We found in our study only increased number of classical (CD14++CD16) monocytes in patients with RA of short duration in comparison to control subjects, with comparable percentages of classical monocytes between RA patients and controls. In the study of Cooper et al., in the group of early RA patients, percentages of classical CD14++CD16+ monocytes were not significantly different from healthy controls, but long-standing RA patients had higher prevalence of classical monocytes than patients with early disease [20]. Classical monocytes are thought to correspond to murine peripheral blood monocytes, whose number increases in conditions of inflammation and that are recruited into sites of inflammation [41]. Moreover, elevated classical monocytes were shown to predict CV events [34]. In our study, we observed higher expression of HLA-DR on classical monocytes in RA patients with lower disease activity than in those with higher disease activity.

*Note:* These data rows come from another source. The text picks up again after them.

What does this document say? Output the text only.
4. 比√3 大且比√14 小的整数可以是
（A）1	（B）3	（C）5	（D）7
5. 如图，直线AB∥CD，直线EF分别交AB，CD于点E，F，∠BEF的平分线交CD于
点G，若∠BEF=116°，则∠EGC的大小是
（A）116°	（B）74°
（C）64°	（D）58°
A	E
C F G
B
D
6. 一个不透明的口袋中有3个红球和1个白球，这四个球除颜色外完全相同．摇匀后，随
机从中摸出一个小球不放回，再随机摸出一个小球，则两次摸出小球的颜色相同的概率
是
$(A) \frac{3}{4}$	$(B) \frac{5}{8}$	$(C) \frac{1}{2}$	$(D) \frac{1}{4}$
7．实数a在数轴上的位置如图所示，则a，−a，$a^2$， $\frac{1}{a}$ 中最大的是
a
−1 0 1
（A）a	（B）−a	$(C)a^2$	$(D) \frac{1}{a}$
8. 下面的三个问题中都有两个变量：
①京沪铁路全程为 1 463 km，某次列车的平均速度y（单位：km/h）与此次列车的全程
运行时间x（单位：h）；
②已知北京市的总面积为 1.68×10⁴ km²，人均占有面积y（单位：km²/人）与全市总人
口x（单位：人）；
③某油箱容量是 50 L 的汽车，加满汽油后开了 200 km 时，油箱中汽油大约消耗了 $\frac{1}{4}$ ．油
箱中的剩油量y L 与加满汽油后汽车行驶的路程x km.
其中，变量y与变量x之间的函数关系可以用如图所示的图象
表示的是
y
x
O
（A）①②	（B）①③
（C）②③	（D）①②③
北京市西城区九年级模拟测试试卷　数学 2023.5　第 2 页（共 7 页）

It was observed also on other monocyte subsets but without statistical significance. Differential associations of inflammatory and endothelial biomarkers with disease activity in RA of short duration were discussed previously [21]. In the present study, higher HLA-DR expression on classical monocytes, which indicates their increased activation status, was shown despite lower disease activity, which may suggest different mechanisms involved in monocytes activation and in the level of systemic inflammation assessed by disease activity score.

6. Study Limitations

There are some limitations to our study. First of all our conclusions are constrained by low number of study participants and a cross-sectional design of the study which makes it impossible to follow changes in the relationship between markers of inflammation, count and activity state of monocytes in the course of disease. Second, we could not eliminate influence of steroids on monocytes and endothelial function in patients with rheumatoid arthritis. Third, the results of the cells surface antigen expression may be affected by the method used for leukocyte isolation.

7. Conclusions

Patients with rheumatoid arthritis of short duration show increased total monocytosis and alteration in peripheral blood monocyte subsets despite the fact that there is no evidence of subclinical atherosclerosis. Disease activity assessed with DAS28 was associated with impaired functional properties of monocytes but not with a shift in monocyte subpopulations. Further studies are needed to establish whether these alterations are relevant to the increased cardiovascular risk in RA.

Conflict of Interests

The authors declare that they have no conflict of interests.


This study was supported by a Research Grant from the Ministry of Science and Higher Education, Warsaw, Poland (no. NN402267636).